Discovering Fressen Artisan Bakery at the nearest Farmers Market extended my knowledge of German. Fressen means "eat" and "brot" is bread. In truth there are more subleties for fressen (and its companion "essen") but I leave that to Marianna at Hattie's Web to explicate.
Some Saturday's at the market we get a roll or rye bread there and combine with pate from Chop, vending nearby. This one is "Farmhouse" pate with pistachios.
For the past year I've talked with the young woman who works at the bakery's stand about our shared interest in taking a class with Edgar, Fressen's owner and baker. Now I've met the baker himself because he's opened a cafe next door to the ovens. Which makes him even busier than before though he assured me that after the beginning of the year, he plans to schedule a workshop.
Sandwiches we split--cheese/avocado and a hot dog (rare indulgence)-- are on their popular salt pretzel rolls; these also come as actual soft pretzels and rolls. Such delicious pastries--plum, pear, other sesonal fruits. We could get addicted to Fressen's mochas.
A cafe, however, is about more than the food. Next time I'll take more and better pictures that reveal its modest ambiance along with the engaging people who work there. Non-intrusive music!

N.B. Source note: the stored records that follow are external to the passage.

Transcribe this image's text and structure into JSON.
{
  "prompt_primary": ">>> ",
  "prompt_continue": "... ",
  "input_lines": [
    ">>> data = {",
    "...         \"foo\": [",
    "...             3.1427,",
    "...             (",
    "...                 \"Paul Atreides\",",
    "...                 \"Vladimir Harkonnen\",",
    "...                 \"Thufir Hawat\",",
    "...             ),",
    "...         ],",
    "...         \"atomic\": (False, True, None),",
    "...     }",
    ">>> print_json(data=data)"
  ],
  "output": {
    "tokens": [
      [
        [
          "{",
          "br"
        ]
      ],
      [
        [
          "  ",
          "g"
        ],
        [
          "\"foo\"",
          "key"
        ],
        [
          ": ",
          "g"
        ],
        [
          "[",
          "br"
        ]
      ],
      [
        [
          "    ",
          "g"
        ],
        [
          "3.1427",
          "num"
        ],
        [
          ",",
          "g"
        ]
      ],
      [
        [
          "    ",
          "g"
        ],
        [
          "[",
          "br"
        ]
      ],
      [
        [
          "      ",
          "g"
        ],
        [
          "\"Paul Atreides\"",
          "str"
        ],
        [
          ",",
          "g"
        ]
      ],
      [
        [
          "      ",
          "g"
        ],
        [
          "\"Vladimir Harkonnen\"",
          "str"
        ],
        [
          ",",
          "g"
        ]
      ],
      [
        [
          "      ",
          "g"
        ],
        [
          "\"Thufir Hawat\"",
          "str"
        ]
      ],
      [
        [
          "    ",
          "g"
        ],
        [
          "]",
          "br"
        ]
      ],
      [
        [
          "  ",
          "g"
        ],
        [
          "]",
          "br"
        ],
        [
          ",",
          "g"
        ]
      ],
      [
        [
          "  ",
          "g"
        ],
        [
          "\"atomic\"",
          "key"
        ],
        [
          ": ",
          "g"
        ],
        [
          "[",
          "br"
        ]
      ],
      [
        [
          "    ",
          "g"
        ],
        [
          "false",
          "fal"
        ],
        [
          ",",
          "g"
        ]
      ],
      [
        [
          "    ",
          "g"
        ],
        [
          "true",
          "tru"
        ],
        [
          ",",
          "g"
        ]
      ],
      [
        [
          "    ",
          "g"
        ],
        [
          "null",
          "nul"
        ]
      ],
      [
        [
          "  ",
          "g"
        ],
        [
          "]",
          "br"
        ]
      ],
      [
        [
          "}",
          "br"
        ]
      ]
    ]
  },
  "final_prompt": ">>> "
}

Because it's a few blocks off northeast Sandy Boulvard, the main street, you'd have to know about it to arrive there.
After our first visit, we had an encounter unusual for our life in Portland. Standing outside, looking at the bakery production space, another customer and Ron began to talk about how much we liked the bread. He'd come to the U.S. some years earlier from Germany to work as a tool and dye maker in Connecticut, "day and night...for a Jewish guy."
Made enough money to buy his own plumbing company in Idaho. While his personal journey was interesting, most enjoyable was that he and Ron talked in languages familiar to each--German and Yiddish. I stood around, was impressed, periodically asked questions in English, my only language, about his ideas on retirement.